Their purpose is to apply generalized, overall pressure to the PCs, so that whatever the fault lines between the PCs are, they crack.

I'm very happy to hear that The Mountain Witch will be back in print. Meanwhile, if you want to, check out Cold City, which follows The Mountain Witch's rules closely.

Quote from: Ben Lehman on September 11, 2007, 02:19:31 AM
Aren't the Xs more directly a rip on Lucky Dice from Steal Away Jordan? I mean, the whole mechanical structure (small rolls to get resources for big rolls) seems identical.
I don't think so... There are tiny technical differences between Steal Away Jordan's lucky dice and Sorcerer's carrying bonus dice forward, and I think that Poison'd's Xs are closer to the latter.

They're all three absolutely no doubt about it the same kind of thing. I hope I'm not telling lies if I say that both Julia and I learned that thing from Sorcerer.

Poison'd's bargains, though: they aren't mechanically similar to Steal Away Jordan's bargains, but Steal Away Jordan totally inspired me to handle trust that way.

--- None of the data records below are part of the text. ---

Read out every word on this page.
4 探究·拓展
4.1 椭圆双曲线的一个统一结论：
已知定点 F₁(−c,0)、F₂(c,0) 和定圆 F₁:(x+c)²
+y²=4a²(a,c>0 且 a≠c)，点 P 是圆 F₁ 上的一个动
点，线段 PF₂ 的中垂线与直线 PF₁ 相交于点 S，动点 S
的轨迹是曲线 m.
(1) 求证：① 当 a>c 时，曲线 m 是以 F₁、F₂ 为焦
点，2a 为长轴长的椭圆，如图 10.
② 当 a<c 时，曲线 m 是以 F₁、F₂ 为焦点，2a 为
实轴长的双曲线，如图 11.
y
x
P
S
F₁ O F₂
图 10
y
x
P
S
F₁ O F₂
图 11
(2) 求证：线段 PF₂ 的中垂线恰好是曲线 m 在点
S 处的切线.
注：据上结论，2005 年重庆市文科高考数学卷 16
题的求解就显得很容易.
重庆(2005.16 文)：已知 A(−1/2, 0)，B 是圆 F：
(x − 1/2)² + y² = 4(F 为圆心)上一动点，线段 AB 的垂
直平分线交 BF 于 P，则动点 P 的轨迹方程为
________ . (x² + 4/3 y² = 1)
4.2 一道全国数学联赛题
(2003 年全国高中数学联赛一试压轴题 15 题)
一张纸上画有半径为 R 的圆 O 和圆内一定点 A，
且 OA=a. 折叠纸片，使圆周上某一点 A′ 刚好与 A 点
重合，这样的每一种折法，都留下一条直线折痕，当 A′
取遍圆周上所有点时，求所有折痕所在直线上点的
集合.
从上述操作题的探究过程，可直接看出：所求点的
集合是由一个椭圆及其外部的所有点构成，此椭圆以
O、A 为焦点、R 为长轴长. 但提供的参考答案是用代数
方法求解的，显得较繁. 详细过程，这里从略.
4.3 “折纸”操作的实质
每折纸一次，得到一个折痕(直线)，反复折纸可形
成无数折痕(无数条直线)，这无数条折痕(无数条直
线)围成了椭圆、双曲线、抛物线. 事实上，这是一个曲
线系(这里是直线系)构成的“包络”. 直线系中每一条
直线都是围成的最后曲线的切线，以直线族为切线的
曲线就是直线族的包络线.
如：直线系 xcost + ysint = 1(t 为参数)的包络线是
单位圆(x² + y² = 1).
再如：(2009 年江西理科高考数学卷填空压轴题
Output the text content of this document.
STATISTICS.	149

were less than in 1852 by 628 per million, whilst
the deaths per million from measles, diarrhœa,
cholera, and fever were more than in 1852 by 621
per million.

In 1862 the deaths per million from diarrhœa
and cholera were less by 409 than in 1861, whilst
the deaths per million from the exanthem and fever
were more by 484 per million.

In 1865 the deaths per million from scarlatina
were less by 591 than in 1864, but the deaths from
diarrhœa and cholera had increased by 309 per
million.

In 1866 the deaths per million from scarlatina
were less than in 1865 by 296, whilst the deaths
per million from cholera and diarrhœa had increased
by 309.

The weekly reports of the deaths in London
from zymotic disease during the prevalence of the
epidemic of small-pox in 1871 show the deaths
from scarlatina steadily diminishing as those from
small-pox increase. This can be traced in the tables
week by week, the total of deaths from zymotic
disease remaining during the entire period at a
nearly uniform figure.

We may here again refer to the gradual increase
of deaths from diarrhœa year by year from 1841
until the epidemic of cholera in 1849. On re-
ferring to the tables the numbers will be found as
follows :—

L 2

(Did I miss any questions?)

(Willow, are you still here? What do you think? Boring enough?)

-Vincent

Parthenia

QuoteThey're all three absolutely no doubt about it the same kind of thing. I hope I'm not telling lies if I say that both Julia and I learned that thing from Sorcerer.

I won't call you a liar.

QuotePoison'd's bargains, though: they aren't mechanically similar to Steal Away Jordan's bargains, but Steal Away Jordan totally inspired me to handle trust that way.
Gosh that just warms my heart. It's funny how learning about other game designs that you can realize something about your own.

Willow

Keen.  That opens up some big doorways.

Ok Vincent, what do you feel that Poison'd does that The Mountain Witch doesn't?  I've hacked tMW for Battlestar Gallactia, so I'm confident in my ability to hack it for pirates.  Why play Poison'd instead?  (I know my answer, but I'd want to hear yours.)

lumpley

Poison'd has way better mechanical GM support.

Also, like I say, it's interesting to make all the elements public (in a way that works, which simply making the Dark Fates in The Mountain Witch public wouldn't). Not to say better, at all, but interesting and different.

What are your reasons?

-Vincent

Willow

For me, it's about the color, the dark humor of rum, sodomy, and the lash.

The Devil and Soul really colors that, letting you know right from minute one you've got a bunch of overarmed murdering rapists with bad teeth.